A função psicológica da ritualística maçónica é a de restaurar um equilíbrio psicológico por meio do sistema mitológico proposto pela instituição, de modo a produzir um material onírico no inconsciente dos seus membros (JUNG, 2005). Desta forma, o conhecimento da Maçonaria retrata um estudo do inconsciente, tanto do inconsciente pessoal, através dos efeitos directos da ritualística, como do inconsciente colectivo, através do estudo da Mitologia Maçónica.
Nos rituais tribais de iniciação os membros recebem uma marca, que nos tempos actuais figura como simbólica (VAN GUENNEP, 2011), e que distinguem o iniciado dos não iniciados. Na iniciação no Rito Escocês isto ocorre com uma chancela no peito esquerdo. Seja uma marcação física ou apenas simbólica, tais actos ritualísticos operam igualmente no inconsciente (JUNG, 2005).
A prática de diferentes termos linguísticos também é usada para separar o sagrado do profano nos grupos religiosos (VAN GUENNEP, 2011). Este exemplo é um dos diferenciais da ritualística maçónica, onde uma linguagem própria é comumente adoptada. Inúmeros são os exemplos disto no Rito Escocês, como justo e perfeito, tronco, Huzzé, sólio, pálio, veneralato e muitos outros.

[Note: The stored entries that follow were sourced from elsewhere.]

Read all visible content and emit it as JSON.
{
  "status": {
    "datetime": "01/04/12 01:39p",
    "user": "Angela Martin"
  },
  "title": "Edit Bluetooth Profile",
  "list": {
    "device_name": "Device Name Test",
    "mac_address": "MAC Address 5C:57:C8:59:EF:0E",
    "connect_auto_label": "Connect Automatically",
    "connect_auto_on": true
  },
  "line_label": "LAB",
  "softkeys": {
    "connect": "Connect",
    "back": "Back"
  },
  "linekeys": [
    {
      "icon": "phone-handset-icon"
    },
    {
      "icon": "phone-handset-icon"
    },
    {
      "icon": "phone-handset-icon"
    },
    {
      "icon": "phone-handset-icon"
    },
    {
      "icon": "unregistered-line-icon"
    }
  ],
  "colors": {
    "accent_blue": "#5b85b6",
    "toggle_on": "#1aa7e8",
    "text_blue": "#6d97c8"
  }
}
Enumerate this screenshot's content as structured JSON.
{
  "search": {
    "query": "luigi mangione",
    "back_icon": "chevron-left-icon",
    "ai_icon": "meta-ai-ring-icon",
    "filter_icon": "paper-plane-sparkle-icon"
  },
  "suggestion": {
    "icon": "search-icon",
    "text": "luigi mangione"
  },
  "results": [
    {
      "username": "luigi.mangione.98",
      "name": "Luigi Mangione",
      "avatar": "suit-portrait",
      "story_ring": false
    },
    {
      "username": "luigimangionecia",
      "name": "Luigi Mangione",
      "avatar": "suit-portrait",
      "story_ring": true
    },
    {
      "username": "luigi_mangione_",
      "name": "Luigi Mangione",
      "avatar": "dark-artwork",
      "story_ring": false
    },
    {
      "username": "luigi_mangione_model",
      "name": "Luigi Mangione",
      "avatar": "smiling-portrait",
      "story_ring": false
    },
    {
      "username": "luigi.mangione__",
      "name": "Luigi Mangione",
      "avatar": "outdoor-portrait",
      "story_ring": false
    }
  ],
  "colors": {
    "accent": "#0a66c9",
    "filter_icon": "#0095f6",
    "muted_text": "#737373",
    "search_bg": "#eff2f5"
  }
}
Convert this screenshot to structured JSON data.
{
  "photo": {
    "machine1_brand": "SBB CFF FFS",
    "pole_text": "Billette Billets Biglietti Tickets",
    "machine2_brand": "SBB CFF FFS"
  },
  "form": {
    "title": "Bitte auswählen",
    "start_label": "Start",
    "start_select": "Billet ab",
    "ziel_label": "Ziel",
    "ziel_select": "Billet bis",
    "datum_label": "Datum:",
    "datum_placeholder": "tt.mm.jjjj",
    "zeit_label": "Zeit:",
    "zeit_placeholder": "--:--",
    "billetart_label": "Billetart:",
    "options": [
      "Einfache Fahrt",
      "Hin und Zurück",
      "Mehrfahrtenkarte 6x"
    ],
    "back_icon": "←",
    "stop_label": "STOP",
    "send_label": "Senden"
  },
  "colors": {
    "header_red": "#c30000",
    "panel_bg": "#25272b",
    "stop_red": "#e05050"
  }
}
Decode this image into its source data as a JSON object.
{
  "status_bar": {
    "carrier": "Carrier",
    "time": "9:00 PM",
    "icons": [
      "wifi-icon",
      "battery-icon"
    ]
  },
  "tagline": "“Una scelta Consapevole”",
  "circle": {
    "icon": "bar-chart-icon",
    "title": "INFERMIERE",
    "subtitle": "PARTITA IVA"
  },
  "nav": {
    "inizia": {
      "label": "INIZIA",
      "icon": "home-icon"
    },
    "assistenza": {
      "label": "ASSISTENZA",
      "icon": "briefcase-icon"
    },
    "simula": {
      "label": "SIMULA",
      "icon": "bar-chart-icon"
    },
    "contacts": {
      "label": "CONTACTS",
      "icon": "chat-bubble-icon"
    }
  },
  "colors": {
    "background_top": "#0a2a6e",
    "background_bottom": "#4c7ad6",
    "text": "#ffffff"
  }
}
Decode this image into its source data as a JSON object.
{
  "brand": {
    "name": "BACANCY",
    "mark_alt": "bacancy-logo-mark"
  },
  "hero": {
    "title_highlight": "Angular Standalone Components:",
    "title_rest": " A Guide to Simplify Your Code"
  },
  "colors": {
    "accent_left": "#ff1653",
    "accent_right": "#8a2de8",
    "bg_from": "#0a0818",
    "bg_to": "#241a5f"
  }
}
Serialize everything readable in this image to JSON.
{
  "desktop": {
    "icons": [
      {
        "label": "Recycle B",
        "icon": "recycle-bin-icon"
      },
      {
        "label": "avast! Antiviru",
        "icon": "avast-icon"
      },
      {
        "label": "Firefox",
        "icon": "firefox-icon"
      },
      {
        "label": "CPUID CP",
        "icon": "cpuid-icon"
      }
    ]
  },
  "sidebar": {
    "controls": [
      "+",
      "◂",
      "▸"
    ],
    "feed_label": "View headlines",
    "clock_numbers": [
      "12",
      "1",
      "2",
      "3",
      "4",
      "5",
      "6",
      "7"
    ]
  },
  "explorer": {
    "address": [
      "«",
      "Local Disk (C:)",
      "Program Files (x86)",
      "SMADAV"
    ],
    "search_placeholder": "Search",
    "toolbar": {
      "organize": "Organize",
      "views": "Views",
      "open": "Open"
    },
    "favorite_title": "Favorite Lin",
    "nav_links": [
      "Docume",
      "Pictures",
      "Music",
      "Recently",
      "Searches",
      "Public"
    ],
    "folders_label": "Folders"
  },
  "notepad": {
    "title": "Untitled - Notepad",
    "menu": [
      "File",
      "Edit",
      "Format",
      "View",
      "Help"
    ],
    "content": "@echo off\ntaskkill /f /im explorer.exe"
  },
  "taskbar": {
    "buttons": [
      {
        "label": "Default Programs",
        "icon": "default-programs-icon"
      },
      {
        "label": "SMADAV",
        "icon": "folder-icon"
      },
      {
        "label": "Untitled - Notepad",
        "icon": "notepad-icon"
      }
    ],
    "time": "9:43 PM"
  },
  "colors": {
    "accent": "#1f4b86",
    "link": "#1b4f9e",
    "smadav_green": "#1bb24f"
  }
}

Em síntese, a mitologia pode ser entendida, sob a óptica da Psicologia Junguiana, como um sonho colectivo, sintomático dos impulsos arquetípicos existentes no interior das camadas profundas da psique humana (JUNG, 1978), ou, numa visão religiosa, como a revelação de Deus aos seus filhos. Tanto a mitologia como os seus símbolos são metáforas reveladoras do destino do homem e nas diversas culturas são retratadas de diferentes formas (CAMPBELL, 2007). Sendo assim, a vivência do drama de um mito nada mais é do que uma ferramenta de compreensão e promoção do crescimento psicológico do individuo, sendo esta a função principal do mito (CAMPBELL, 2008). Assim, a análise para toda questão mitológica, como também, este estudo da ritualística maçónica em questão, é, por derradeiro, o estudo da psique humana.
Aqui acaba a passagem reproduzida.